Any idea what could be the issue?

Many thanks in advance!

Enable logging via ‘filters = ldap:debug’ in Grafana.ini log section

Then check you grafana log file

I think as per your error. please look at your ldap configuration and you have enabled too many filters. It will work fine, when you fix the filters.

That’s what I can’t figure out. I use the same query in two other pieces of software and it works fine.

I don’t see how this query can return more than one result.

(&(objectClass=user)(memberOf=CN=ICINGA2-USERS,OU=obfuscated,OU=Application,OU=Groups,OU=obfuscated,OU=Bespoke,OU=Business,DC=obfuscated,DC=obfuscated,DC=obfuscated,DC=obfuscated,DC=obfuscated))

The user you are trying to login as is either a part of that group or it isn’t.

Debug log for ldap is already turned on. I don’t seem to be getting particularly verbose logs though. Only one liners.

Where do you match on username? Not seeing the %s that will be replaced with the username entered by the user on login screen

Doh! Knew it would be something really simple. Thank you.

Hi Andrew,

What did you do to fix it ?
I am going through the same problem.

Below is the error message I get in log file .

t=2017-12-24T08:13:54+0000 lvl=info msg=“Request Completed” logger=context userId=0 orgId=0 uname= method=POST path=/login status=401 remote_addr=10.232.111.21 time_ms=3121 size=41 referer=http://servername:3000/login

I can’t speak for Andrew, but I came across this thread while trying to solve the same problem.
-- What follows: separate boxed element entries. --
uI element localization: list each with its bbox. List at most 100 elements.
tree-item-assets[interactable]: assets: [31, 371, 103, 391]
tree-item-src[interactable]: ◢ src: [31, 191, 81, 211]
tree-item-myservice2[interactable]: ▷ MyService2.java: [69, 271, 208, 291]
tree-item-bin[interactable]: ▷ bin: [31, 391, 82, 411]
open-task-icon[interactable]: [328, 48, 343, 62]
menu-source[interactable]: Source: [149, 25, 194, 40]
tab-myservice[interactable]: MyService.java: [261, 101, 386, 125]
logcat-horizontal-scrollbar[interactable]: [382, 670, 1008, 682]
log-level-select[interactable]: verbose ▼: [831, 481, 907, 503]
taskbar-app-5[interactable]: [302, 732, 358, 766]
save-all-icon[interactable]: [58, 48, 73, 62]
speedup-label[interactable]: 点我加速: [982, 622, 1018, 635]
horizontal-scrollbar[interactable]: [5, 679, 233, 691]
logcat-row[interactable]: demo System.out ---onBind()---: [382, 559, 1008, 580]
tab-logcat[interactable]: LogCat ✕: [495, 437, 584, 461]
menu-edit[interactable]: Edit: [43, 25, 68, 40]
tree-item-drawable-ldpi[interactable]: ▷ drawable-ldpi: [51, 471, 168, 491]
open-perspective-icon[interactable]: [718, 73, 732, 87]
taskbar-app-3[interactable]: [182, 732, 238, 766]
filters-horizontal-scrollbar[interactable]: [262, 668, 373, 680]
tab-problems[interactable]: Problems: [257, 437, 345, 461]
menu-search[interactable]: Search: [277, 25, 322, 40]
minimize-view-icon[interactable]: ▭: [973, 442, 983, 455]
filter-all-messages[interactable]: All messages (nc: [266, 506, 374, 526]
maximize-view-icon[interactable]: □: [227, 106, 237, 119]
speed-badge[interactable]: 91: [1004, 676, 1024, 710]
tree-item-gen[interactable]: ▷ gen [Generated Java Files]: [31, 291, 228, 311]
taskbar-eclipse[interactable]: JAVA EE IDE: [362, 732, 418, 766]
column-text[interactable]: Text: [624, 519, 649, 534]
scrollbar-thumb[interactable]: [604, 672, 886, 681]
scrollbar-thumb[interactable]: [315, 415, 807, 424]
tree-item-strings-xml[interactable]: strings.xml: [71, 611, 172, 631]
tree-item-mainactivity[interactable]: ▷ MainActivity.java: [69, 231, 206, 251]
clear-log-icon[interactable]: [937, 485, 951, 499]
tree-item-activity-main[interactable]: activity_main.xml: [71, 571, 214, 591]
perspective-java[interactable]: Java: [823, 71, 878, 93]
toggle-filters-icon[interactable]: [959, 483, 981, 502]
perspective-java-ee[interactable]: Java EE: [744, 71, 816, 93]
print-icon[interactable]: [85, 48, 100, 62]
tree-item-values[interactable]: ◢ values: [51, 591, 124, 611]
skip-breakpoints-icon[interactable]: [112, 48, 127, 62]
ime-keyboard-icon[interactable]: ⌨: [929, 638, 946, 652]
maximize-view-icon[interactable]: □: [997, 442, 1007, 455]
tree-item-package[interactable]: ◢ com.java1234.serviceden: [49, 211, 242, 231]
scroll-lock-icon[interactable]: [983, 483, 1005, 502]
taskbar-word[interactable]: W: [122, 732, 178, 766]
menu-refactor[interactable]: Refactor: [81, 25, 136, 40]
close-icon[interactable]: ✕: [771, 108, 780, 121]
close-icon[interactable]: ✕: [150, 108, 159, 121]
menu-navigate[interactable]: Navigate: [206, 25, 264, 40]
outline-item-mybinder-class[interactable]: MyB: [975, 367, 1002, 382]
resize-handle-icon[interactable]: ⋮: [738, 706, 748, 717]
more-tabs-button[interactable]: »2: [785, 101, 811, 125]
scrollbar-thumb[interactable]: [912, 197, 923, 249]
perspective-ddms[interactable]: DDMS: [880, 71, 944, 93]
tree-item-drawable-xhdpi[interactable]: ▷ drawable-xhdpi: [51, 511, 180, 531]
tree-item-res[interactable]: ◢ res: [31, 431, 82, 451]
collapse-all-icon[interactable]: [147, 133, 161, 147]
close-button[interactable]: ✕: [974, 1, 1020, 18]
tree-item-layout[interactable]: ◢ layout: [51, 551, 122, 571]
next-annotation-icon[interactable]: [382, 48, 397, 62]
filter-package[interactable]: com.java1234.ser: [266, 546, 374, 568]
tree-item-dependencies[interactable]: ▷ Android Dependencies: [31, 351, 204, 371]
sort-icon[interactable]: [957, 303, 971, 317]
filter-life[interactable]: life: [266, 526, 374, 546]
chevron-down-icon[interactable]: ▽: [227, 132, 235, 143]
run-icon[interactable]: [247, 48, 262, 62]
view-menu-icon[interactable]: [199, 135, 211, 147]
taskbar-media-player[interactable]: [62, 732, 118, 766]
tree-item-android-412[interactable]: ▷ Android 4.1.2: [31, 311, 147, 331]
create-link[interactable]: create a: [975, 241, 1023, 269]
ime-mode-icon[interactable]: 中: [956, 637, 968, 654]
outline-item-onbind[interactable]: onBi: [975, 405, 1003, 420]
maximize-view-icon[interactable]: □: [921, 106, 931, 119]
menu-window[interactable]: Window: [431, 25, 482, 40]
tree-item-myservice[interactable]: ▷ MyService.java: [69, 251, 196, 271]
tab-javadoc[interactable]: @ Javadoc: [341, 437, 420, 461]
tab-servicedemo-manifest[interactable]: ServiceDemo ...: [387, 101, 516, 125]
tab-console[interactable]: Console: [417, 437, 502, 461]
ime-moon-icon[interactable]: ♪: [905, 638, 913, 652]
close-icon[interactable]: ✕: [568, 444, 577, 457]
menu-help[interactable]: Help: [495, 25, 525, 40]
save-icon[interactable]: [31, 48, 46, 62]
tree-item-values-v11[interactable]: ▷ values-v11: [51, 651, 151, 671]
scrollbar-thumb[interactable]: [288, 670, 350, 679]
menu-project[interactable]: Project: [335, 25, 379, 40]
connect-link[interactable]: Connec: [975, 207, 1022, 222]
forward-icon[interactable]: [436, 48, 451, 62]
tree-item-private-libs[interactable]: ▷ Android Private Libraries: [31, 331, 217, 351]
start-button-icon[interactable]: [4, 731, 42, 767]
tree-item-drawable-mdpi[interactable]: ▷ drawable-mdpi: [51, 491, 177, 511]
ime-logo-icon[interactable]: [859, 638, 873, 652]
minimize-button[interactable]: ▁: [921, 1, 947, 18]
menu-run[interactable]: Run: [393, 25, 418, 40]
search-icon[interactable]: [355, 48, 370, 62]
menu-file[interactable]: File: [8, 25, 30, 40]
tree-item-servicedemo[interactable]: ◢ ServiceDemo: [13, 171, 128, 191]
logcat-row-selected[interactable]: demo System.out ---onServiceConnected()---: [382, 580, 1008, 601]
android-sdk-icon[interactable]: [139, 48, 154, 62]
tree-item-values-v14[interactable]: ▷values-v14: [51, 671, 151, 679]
Here is what my search filter had been when I was getting this error:
search_filter = “(&(objectCategory=user)(!(UserAccountControl:1.2.840.113556.1.4.803:=2))(sAMAccountName=*)(memberOf=CN=Grafana_Users,OU=Grafana,OU=Corporate_Groups,DC=corp,DC=local))”

I changed it to:
search_filter = “(&(objectCategory=user)(!(UserAccountControl:1.2.840.113556.1.4.803:=2))(sAMAccountName=%s)(memberOf=CN=Grafana_Users,OU=Grafana,OU=Corporate_Groups,DC=corp,DC=local))”

It’s updating sAMAccountName from star to percentstring that turns the search from show me all the users in those groups to show me all of the users in those groups with the name given at the login page.